President Sirleaf applauded the Community of Hope Agriculture Project (CHAP) for continuing to grow. She said many times people come up with brilliant ideas and begin projects but they never last. "CHAP has been doing this year after year, so let's commend them for that," she urged the audience, adding that sustainability is continuing to improve and expand on what one does to make it bigger and better; noting that this is how people excel and become successful.
She pointed out that there are many Liberians who stand around, criticize and find fault while there are others who are quietly working and they are the ones making progress, moving ahead. They are the ones that will make Liberia a better country. Making remarks earlier, Agriculture Minister, Dr. Florence Chenoweth praised CHAP as one of the Ministry's success stories, but noted that they are not there yet.
She noted that the introduction of the System of Rice Intensification (SRI) is one of the many methods the Ministry has employed in the country to increase rice production and CHAP has been the institution that has been using this method very successfully.
Montserrado County District No. 4 Representative Henry B. Fahnbulleh, stating his role at the level of the National Legislature, promised that once a bill comes to them regarding anything that has to do with Agriculture he will advocate that it is passed immediately.
"I'm not on the House's Committee on Agriculture, but I'm on that of leadership. It is our responsibility to provide leadership in areas where we know our people's lives will be enhanced and improved and agriculture is the surest way that we can ensure the stability of this country.
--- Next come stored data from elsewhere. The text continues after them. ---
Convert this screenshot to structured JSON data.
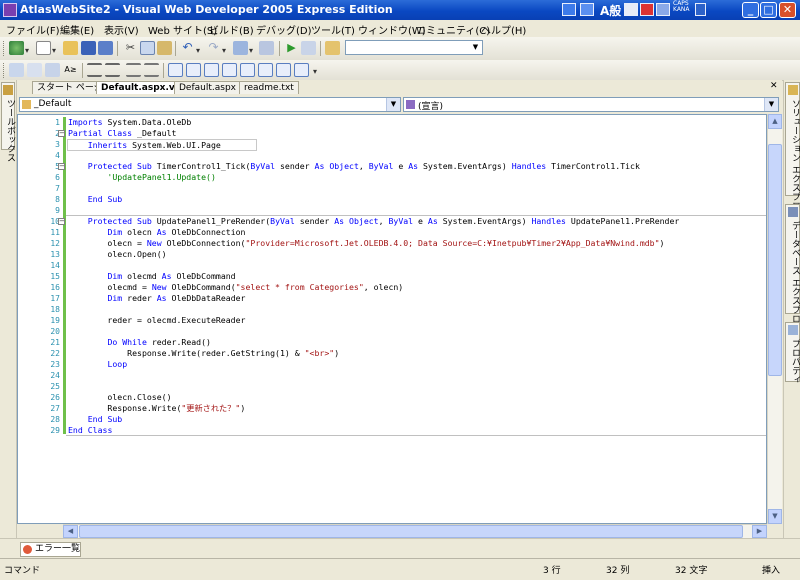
{
  "window": {
    "title": "AtlasWebSite2 - Visual Web Developer 2005 Express Edition",
    "ime_text": "A般",
    "caps_label": "CAPS",
    "kana_label": "KANA"
  },
  "menu": [
    "ファイル(F)",
    "編集(E)",
    "表示(V)",
    "Web サイト(S)",
    "ビルド(B)",
    "デバッグ(D)",
    "ツール(T)",
    "ウィンドウ(W)",
    "コミュニティ(C)",
    "ヘルプ(H)"
  ],
  "left_dock": {
    "toolbox_label": "ツールボックス"
  },
  "right_dock": [
    {
      "label": "ソリューション エクスプローラ"
    },
    {
      "label": "データベース エクスプローラ"
    },
    {
      "label": "プロパティ"
    }
  ],
  "tabs": [
    {
      "label": "スタート ページ",
      "active": false
    },
    {
      "label": "Default.aspx.vb",
      "active": true
    },
    {
      "label": "Default.aspx",
      "active": false
    },
    {
      "label": "readme.txt",
      "active": false
    }
  ],
  "tab_close": "✕",
  "nav": {
    "class_combo": "_Default",
    "member_combo": "(宣言)"
  },
  "code": {
    "lines": [
      {
        "n": "1",
        "text": "Imports System.Data.OleDb"
      },
      {
        "n": "2",
        "text": "Partial Class _Default"
      },
      {
        "n": "3",
        "text": "    Inherits System.Web.UI.Page"
      },
      {
        "n": "4",
        "text": ""
      },
      {
        "n": "5",
        "text": "    Protected Sub TimerControl1_Tick(ByVal sender As Object, ByVal e As System.EventArgs) Handles TimerControl1.Tick"
      },
      {
        "n": "6",
        "text": "        'UpdatePanel1.Update()"
      },
      {
        "n": "7",
        "text": ""
      },
      {
        "n": "8",
        "text": "    End Sub"
      },
      {
        "n": "9",
        "text": ""
      },
      {
        "n": "10",
        "text": "    Protected Sub UpdatePanel1_PreRender(ByVal sender As Object, ByVal e As System.EventArgs) Handles UpdatePanel1.PreRender"
      },
      {
        "n": "11",
        "text": "        Dim olecn As OleDbConnection"
      },
      {
        "n": "12",
        "text": "        olecn = New OleDbConnection(\"Provider=Microsoft.Jet.OLEDB.4.0; Data Source=C:¥Inetpub¥Timer2¥App_Data¥Nwind.mdb\")"
      },
      {
        "n": "13",
        "text": "        olecn.Open()"
      },
      {
        "n": "14",
        "text": ""
      },
      {
        "n": "15",
        "text": "        Dim olecmd As OleDbCommand"
      },
      {
        "n": "16",
        "text": "        olecmd = New OleDbCommand(\"select * from Categories\", olecn)"
      },
      {
        "n": "17",
        "text": "        Dim reder As OleDbDataReader"
      },
      {
        "n": "18",
        "text": ""
      },
      {
        "n": "19",
        "text": "        reder = olecmd.ExecuteReader"
      },
      {
        "n": "20",
        "text": ""
      },
      {
        "n": "21",
        "text": "        Do While reder.Read()"
      },
      {
        "n": "22",
        "text": "            Response.Write(reder.GetString(1) & \"<br>\")"
      },
      {
        "n": "23",
        "text": "        Loop"
      },
      {
        "n": "24",
        "text": ""
      },
      {
        "n": "25",
        "text": ""
      },
      {
        "n": "26",
        "text": "        olecn.Close()"
      },
      {
        "n": "27",
        "text": "        Response.Write(\"更新された？\")"
      },
      {
        "n": "28",
        "text": "    End Sub"
      },
      {
        "n": "29",
        "text": "End Class"
      }
    ]
  },
  "error_tab": {
    "label": "エラー一覧"
  },
  "status": {
    "mode": "コマンド",
    "line": "3 行",
    "col": "32 列",
    "ch": "32 文字",
    "ins": "挿入"
  },
  "colors": {
    "keyword": "#0000ff",
    "string": "#a31515",
    "comment": "#008000",
    "line_number": "#2b91af",
    "change_bar": "#6fc04a"
  }
}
It is our duty to make sure that we support her vision and those in the front yard so that all of us here will be self-sufficient in food production," he said.
For his part, a representative of the Farmer's Union Network reiterated that agriculture strengthens and sustains democracy because a country that is unable to feed itself may likely bow to the dictates of anyone that will feed her people. "Why farmers are so important," he quizzed, "is because they produce food to feed the nation."
He registered the Network's thanks and appreciation to President Sirleaf and her government for its continued support to this sector of the economy and called on all the farmers to continue the work they're doing to produce food until they reach the point of mass production where it's available and affordable.
Also speaking on behalf of the Women Farmers, Ms. Mariama Wilson appealed to President Sirleaf for assistance. "We need help and your cooperation if you want us to fight hunger in this country."
The representative of the West Africa Agricultural Productivity Program (WAAPP) assured CHAP of its support in all its endeavors. "Our intervention in Grand Gedeh and River Gee is not the end. We will support you in the western region, the eastern region and all of our counties of intervention," he said.
The Community of Hope Agriculture Project (CHAP), a faith-based entity established in 2008, is working in urban and rural communities with the aim at training local farmers, women and youth and to provide them with basic farming tools and equipment to increase their productivity and provide them with job opportunities. CHAP, the development arm of Abide in the Vine Fellowship Incorporated, which seeks to reduce hunger in the country.